How NAP branches work, which one to run, and how software updates arrive on your comma device.

Updated June 11, 2026


NAP ships through the same update path as any openpilot fork: the comma device polls for new code on its configured branch and downloads updates over Wi-Fi. You pick the branch when you install NAP by entering the full URL. If you want to change branches later, go to Settings → Software → Custom Fork on the device and update the URL.

The branches

BranchInstall URLWhat it is
nap-releasehttps://installer.comma.ai/NotAutopilot/nap-releaseProduction builds. Daily-driver quality. The only branch you should run.
nap-alphaTester builds. Don't install this unless you've agreed to test something specific with the team on Discord.
nap-devActive development. Never run this. The maintainer breaks it routinely, sometimes badly enough to need a reflash.
nap-stagingPre-release testing. Coming soon.

The installer URL the NAP README links to — and the one you should give any new installer — points to nap-release. If you installed from that URL, you're already on the production branch.

How updates arrive

The comma device checks for updates automatically whenever it's connected to Wi-Fi. When a new build is available on your branch it downloads in the background. The update is applied on the next reboot. You'll see a prompt on screen when an update is ready.

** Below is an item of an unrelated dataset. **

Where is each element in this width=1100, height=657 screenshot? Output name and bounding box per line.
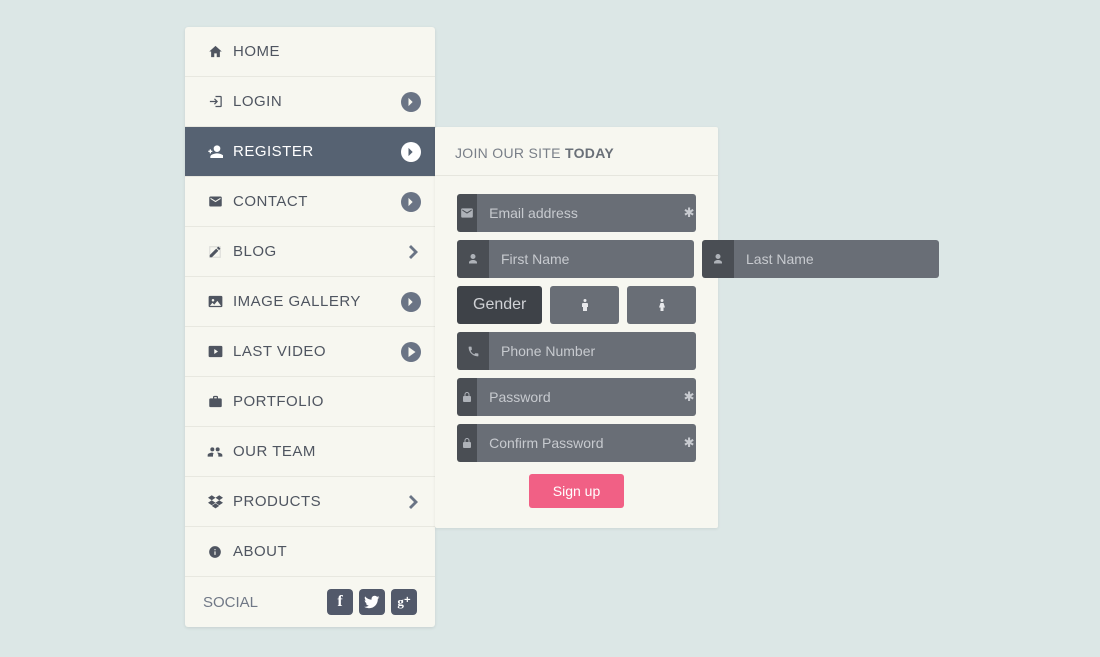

You don't need to do anything for routine updates on nap-release. Connect the device to Wi-Fi after driving, let it sit, and updates install themselves. If you want to trigger a check immediately, go to Settings → Software → Check for Updates.

There is no separate "flash" step for NAP code — the standard openpilot OTA mechanism handles everything. The one exception is EPAS firmware, which is a separate operation managed from the NAP settings panel (see NAP settings).

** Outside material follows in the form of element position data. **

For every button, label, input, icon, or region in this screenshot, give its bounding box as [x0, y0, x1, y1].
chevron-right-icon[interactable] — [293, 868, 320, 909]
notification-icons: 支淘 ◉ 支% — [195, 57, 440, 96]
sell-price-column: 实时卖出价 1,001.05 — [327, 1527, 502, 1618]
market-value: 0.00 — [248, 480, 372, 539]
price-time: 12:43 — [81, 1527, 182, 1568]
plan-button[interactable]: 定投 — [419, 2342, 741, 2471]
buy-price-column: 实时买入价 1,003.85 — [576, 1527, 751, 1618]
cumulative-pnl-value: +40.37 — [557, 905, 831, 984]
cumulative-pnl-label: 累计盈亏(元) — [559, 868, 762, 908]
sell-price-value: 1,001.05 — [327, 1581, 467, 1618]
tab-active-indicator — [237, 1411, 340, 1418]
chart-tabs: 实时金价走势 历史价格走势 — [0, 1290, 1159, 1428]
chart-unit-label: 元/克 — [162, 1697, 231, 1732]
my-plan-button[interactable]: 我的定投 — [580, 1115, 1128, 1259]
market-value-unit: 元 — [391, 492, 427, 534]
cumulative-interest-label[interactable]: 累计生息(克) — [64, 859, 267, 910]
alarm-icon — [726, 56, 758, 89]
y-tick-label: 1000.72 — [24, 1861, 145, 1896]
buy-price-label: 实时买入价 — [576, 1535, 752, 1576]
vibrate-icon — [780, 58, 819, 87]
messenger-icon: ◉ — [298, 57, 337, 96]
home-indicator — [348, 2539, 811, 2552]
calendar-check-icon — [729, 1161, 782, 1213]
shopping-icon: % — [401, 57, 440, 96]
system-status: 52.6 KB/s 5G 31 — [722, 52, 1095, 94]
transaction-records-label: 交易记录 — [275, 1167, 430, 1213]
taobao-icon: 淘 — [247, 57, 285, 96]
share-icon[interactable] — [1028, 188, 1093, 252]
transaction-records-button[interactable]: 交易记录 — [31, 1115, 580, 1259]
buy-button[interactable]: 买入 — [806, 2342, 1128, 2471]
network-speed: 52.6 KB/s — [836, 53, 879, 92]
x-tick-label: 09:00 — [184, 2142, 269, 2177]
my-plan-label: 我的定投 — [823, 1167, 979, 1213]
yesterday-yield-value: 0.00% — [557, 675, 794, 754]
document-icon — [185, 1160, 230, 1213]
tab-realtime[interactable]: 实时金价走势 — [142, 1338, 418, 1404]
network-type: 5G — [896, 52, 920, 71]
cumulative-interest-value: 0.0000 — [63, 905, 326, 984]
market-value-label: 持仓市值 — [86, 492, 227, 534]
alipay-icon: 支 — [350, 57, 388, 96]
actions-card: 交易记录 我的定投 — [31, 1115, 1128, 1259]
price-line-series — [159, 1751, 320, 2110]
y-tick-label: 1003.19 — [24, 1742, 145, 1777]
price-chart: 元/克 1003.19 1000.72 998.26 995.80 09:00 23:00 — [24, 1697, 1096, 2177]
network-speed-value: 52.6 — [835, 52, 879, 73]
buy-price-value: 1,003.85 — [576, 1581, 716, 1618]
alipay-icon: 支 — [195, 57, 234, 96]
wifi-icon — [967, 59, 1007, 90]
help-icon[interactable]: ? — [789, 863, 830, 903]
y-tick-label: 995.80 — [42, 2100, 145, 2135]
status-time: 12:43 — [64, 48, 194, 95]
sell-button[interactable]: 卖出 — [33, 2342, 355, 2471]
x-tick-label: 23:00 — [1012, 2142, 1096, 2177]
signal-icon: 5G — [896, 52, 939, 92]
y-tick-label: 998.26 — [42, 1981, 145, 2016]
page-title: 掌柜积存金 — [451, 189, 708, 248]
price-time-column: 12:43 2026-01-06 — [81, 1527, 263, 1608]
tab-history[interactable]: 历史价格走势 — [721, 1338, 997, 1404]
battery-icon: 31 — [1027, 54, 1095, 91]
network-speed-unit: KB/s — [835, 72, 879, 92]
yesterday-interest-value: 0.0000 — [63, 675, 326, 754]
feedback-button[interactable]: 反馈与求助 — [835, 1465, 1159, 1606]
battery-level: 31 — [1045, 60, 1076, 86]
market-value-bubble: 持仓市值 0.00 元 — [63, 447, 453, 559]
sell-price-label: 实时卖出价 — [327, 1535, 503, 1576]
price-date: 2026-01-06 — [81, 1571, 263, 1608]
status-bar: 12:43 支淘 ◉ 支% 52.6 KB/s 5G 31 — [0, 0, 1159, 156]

Why you should stay on nap-release

nap-alpha tracks whatever is being actively tested. That means it may include incomplete features, changed calibration defaults, or engagement behavior that's under review. In a car like this — no electronic brakes, regen-only deceleration — running unvalidated longitudinal code has real consequences. The tester builds exist so a small, coordinated group of owners can find problems before they reach everyone else. Don't put yourself in that group by accident.

nap-dev is worse: it's the branch where development actually happens, and it is broken often — sometimes in ways that leave a device stuck until it's reflashed. There is no reason for anyone who isn't writing NAP code to ever install it.

Stay on nap-release. If you want to help test, ask on Discord first.

Switching branches

To move from nap-alpha back to nap-release:

  1. Go to Settings → Software on the device.
  2. Tap Custom Fork (or Custom Software).
  3. Delete the current URL and enter: https://installer.comma.ai/NotAutopilot/nap-release
  4. Confirm. The device will fetch the release branch and reboot.

Your NAP settings (pedal calibration, radar config, follow distance) are stored in the openpilot Params system and survive a branch switch.

Checking which version is running

Settings → Software shows the current branch and commit hash. The commit hash is what to include when reporting a bug on Discord — "latest release" is too vague when a fix may have gone out yesterday.